CR 301/2001 (Leribe)
IN THE HIGH COURT OF LESOTHO
In the matter between:
MAKHEFU RAMAEMA APPLICANT
THE MAGISTRATE (MR MAFATLANE) 1ST RESPONDENT
DIRECTOR OF PUBLIC PROSECUTIONS 2nd RESPONDENT
Mr E. M. Teele : For the Applicant
Miss L. Maqutu : For the Crown
Delivered by the Honourable Mr. Justice T. Monapathi on the 8th day of June 2001
This was an application for bail in terms of section 15(1) of Motor Vehicle Theft Act No. 13 of 2000 (the Act) before the learned magistrate. Applicant was alleged to have stolen the vehicle subject of the charge.
Indeed the Court a quo did not spell out how it arrived at the value of the
vehicle or factors that it took into account. This was an irregularity The learned magistrate relied on the word of the public prosecutor. This error would be expected where there had been no independent witness such as a mechanic, car dealer, assessor or valuer to inform of the value or estimated value of the vehicle. In this type of inquiry even any good factor provided by the Complainant or Applicant (Accused) would serve as a guide for arriving at a value for the purpose of the material section of the Act. For example the price at the time the vehicle was bought including depreciation is one factor. The magistrate will arrive at his own decision in any event.
There are many types of value eg. market value or book value etc. About fifty meanings of value. See M C MICHAELS APPRAISAL MANUAL 4 ed as quoted by Jonker in Property Valuation in South Africa in South Africa Juta as referred to in paragraph 7 of Applicant's affidavit.

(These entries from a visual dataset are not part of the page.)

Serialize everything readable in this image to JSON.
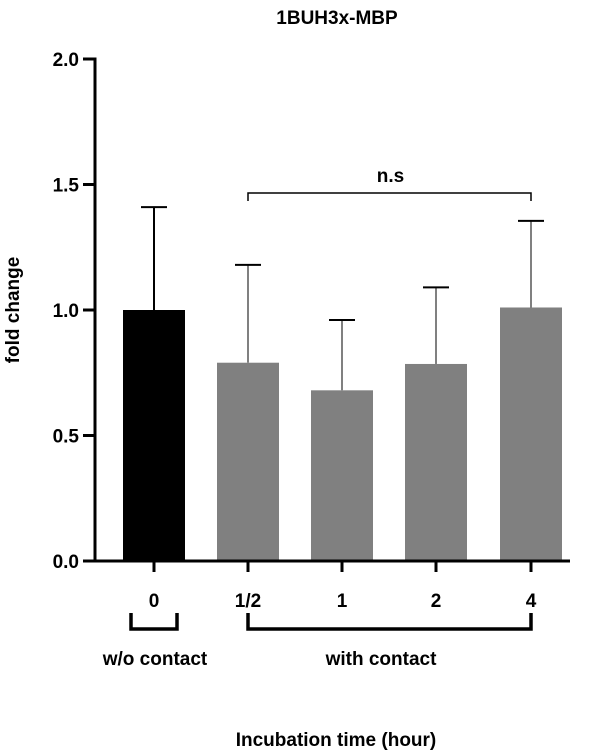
{
  "chart_data": {
    "type": "bar",
    "title": "1BUH3x-MBP",
    "xlabel": "Incubation time (hour)",
    "ylabel": "fold change",
    "ylim": [
      0,
      2.0
    ],
    "y_ticks": [
      "0.0",
      "0.5",
      "1.0",
      "1.5",
      "2.0"
    ],
    "categories": [
      "0",
      "1/2",
      "1",
      "2",
      "4"
    ],
    "values": [
      1.0,
      0.79,
      0.68,
      0.785,
      1.01
    ],
    "errors": [
      0.41,
      0.39,
      0.28,
      0.305,
      0.345
    ],
    "bar_colors": [
      "#000000",
      "#808080",
      "#808080",
      "#808080",
      "#808080"
    ],
    "groups": [
      {
        "label": "w/o contact",
        "from": 0,
        "to": 0
      },
      {
        "label": "with contact",
        "from": 1,
        "to": 4
      }
    ],
    "significance": {
      "label": "n.s",
      "from": 1,
      "to": 4
    }
  }
}
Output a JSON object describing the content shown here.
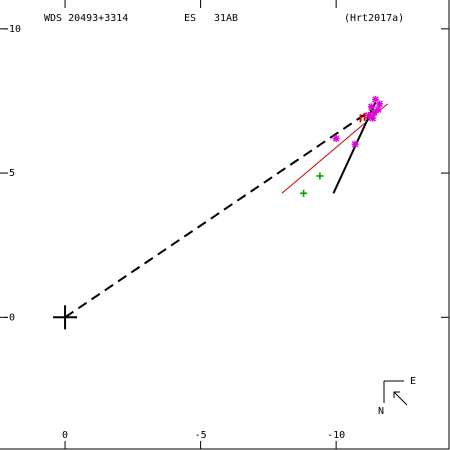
{
  "header": {
    "wds_id": "WDS 20493+3314",
    "discoverer": "ES",
    "pair": "31AB",
    "orbit_ref": "(Hrt2017a)"
  },
  "compass": {
    "east_label": "E",
    "north_label": "N"
  },
  "colors": {
    "background": "#ffffff",
    "axes": "#000000",
    "orbit": "#000000",
    "fit_line": "#cc0000",
    "magenta_obs": "#e000e0",
    "green_obs": "#00a000",
    "red_obs": "#e00000"
  },
  "chart_data": {
    "type": "scatter",
    "xlim": [
      2.4,
      -14.2
    ],
    "ylim": [
      -4.6,
      11.0
    ],
    "x_ticks": [
      {
        "value": -10,
        "label": "-10"
      },
      {
        "value": -5,
        "label": "-5"
      },
      {
        "value": 0,
        "label": "0"
      }
    ],
    "y_ticks": [
      {
        "value": 10,
        "label": "-10"
      },
      {
        "value": 5,
        "label": "-5"
      },
      {
        "value": 0,
        "label": "-0"
      }
    ],
    "primary": {
      "x": 0,
      "y": 0
    },
    "orbit_arc": [
      [
        -11.45,
        7.45
      ],
      [
        -9.9,
        4.3
      ]
    ],
    "node_line": [
      [
        0,
        0
      ],
      [
        -11.4,
        7.25
      ]
    ],
    "fit_line": [
      [
        -11.9,
        7.4
      ],
      [
        -8.0,
        4.3
      ]
    ],
    "observations": [
      {
        "x": -11.45,
        "y": 7.55,
        "marker": "star",
        "color": "magenta_obs"
      },
      {
        "x": -11.6,
        "y": 7.4,
        "marker": "star",
        "color": "magenta_obs"
      },
      {
        "x": -11.3,
        "y": 7.3,
        "marker": "star",
        "color": "magenta_obs"
      },
      {
        "x": -11.55,
        "y": 7.2,
        "marker": "star",
        "color": "magenta_obs"
      },
      {
        "x": -11.4,
        "y": 7.1,
        "marker": "star",
        "color": "magenta_obs"
      },
      {
        "x": -11.2,
        "y": 7.0,
        "marker": "star",
        "color": "magenta_obs"
      },
      {
        "x": -11.35,
        "y": 6.9,
        "marker": "star",
        "color": "magenta_obs"
      },
      {
        "x": -10.0,
        "y": 6.2,
        "marker": "star",
        "color": "magenta_obs"
      },
      {
        "x": -10.7,
        "y": 6.0,
        "marker": "star",
        "color": "magenta_obs"
      },
      {
        "x": -11.05,
        "y": 6.95,
        "marker": "bar",
        "color": "red_obs"
      },
      {
        "x": -10.9,
        "y": 6.9,
        "marker": "bar",
        "color": "red_obs"
      },
      {
        "x": -9.4,
        "y": 4.9,
        "marker": "plus",
        "color": "green_obs"
      },
      {
        "x": -8.8,
        "y": 4.3,
        "marker": "plus",
        "color": "green_obs"
      }
    ]
  }
}
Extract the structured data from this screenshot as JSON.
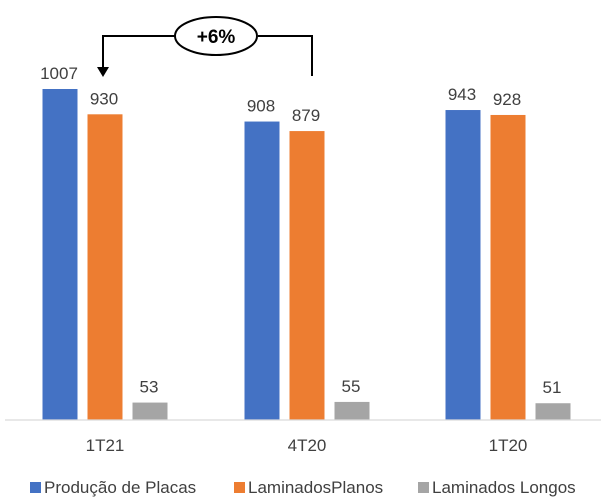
{
  "chart_data": {
    "type": "bar",
    "categories": [
      "1T21",
      "4T20",
      "1T20"
    ],
    "series": [
      {
        "name": "Produção de Placas",
        "values": [
          1007,
          908,
          943
        ],
        "color": "#4472C4"
      },
      {
        "name": "LaminadosPlanos",
        "values": [
          930,
          879,
          928
        ],
        "color": "#ED7D31"
      },
      {
        "name": "Laminados Longos",
        "values": [
          53,
          55,
          51
        ],
        "color": "#A5A5A5"
      }
    ],
    "annotation": {
      "text": "+6%",
      "from_category": "4T20",
      "to_category": "1T21"
    },
    "legend_position": "bottom",
    "grid": false,
    "ylim": [
      0,
      1007
    ]
  }
}
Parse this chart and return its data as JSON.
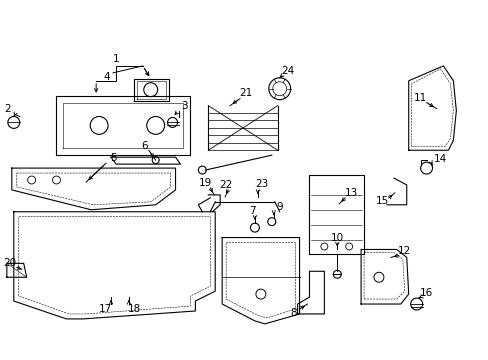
{
  "bg_color": "#ffffff",
  "line_color": "#000000",
  "label_color": "#000000",
  "figsize": [
    4.89,
    3.6
  ],
  "dpi": 100
}
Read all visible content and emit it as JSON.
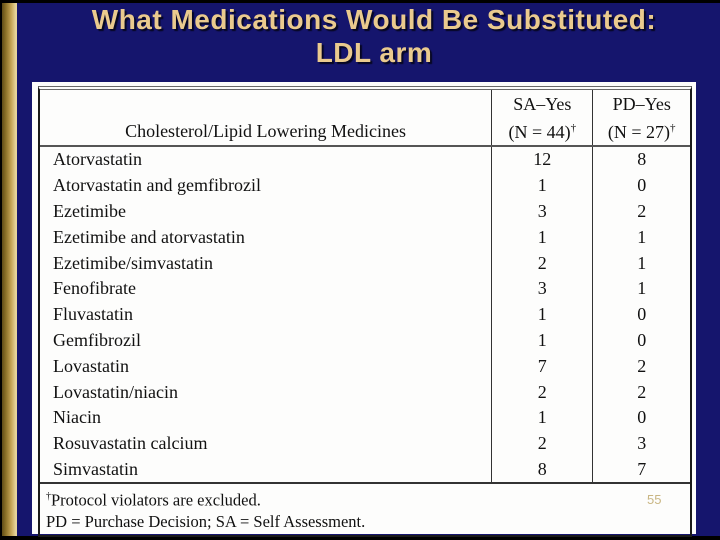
{
  "slide": {
    "title_line1": "What Medications Would Be Substituted:",
    "title_line2": "LDL arm",
    "page_number": "55",
    "colors": {
      "background": "#15156D",
      "title_text": "#EACA8E",
      "accent_bar_dark": "#5E4C18",
      "accent_bar_light": "#EAD9A2",
      "panel": "#FDFDFC",
      "page_number": "#C9B683"
    }
  },
  "table": {
    "columns": [
      {
        "label": "Cholesterol/Lipid Lowering Medicines"
      },
      {
        "line1": "SA–Yes",
        "line2": "(N = 44)",
        "dagger": "†"
      },
      {
        "line1": "PD–Yes",
        "line2": "(N = 27)",
        "dagger": "†"
      }
    ],
    "rows": [
      {
        "name": "Atorvastatin",
        "sa": "12",
        "pd": "8"
      },
      {
        "name": "Atorvastatin and gemfibrozil",
        "sa": "1",
        "pd": "0"
      },
      {
        "name": "Ezetimibe",
        "sa": "3",
        "pd": "2"
      },
      {
        "name": "Ezetimibe and atorvastatin",
        "sa": "1",
        "pd": "1"
      },
      {
        "name": "Ezetimibe/simvastatin",
        "sa": "2",
        "pd": "1"
      },
      {
        "name": "Fenofibrate",
        "sa": "3",
        "pd": "1"
      },
      {
        "name": "Fluvastatin",
        "sa": "1",
        "pd": "0"
      },
      {
        "name": "Gemfibrozil",
        "sa": "1",
        "pd": "0"
      },
      {
        "name": "Lovastatin",
        "sa": "7",
        "pd": "2"
      },
      {
        "name": "Lovastatin/niacin",
        "sa": "2",
        "pd": "2"
      },
      {
        "name": "Niacin",
        "sa": "1",
        "pd": "0"
      },
      {
        "name": "Rosuvastatin calcium",
        "sa": "2",
        "pd": "3"
      },
      {
        "name": "Simvastatin",
        "sa": "8",
        "pd": "7"
      }
    ]
  },
  "footnotes": {
    "dagger": "†",
    "note1": "Protocol violators are excluded.",
    "note2": "PD = Purchase Decision; SA = Self Assessment."
  }
}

What is required by or for the magistrate is that the Court must consider some good or credible factor in arriving at a decision. The decision will still have to be that of the magistrate who will need to comply with section 15(1) of the Act 2000 that is fix half of the value of the vehicle. The magistrate's decision has to be a reasonable one. I repeat that despite the witness (expert or otherwise's evidence) the magistrate must make his own decision. The Court did not have to consider the effect of section 15(3) of the Theft Act 2000 about other requirements other than Accused's own recognisance. I felt that that would be decided by the magistrate by the last mentioned section read with section 104 of the Criminal Procedure and Evidence Act 1980. This includes
the question on whether the permissibility of provision of recognisances or sureties (other than Accused's own recognisance) was excluded by the Act. But the discretion remains that of the presiding officer in all respects.
I came to a decision that the magistrate's decision was reviewable, that it ought to be set aside. I made the order that a re-application for bail be made before the magistrate within 14 days from 11th June 2001.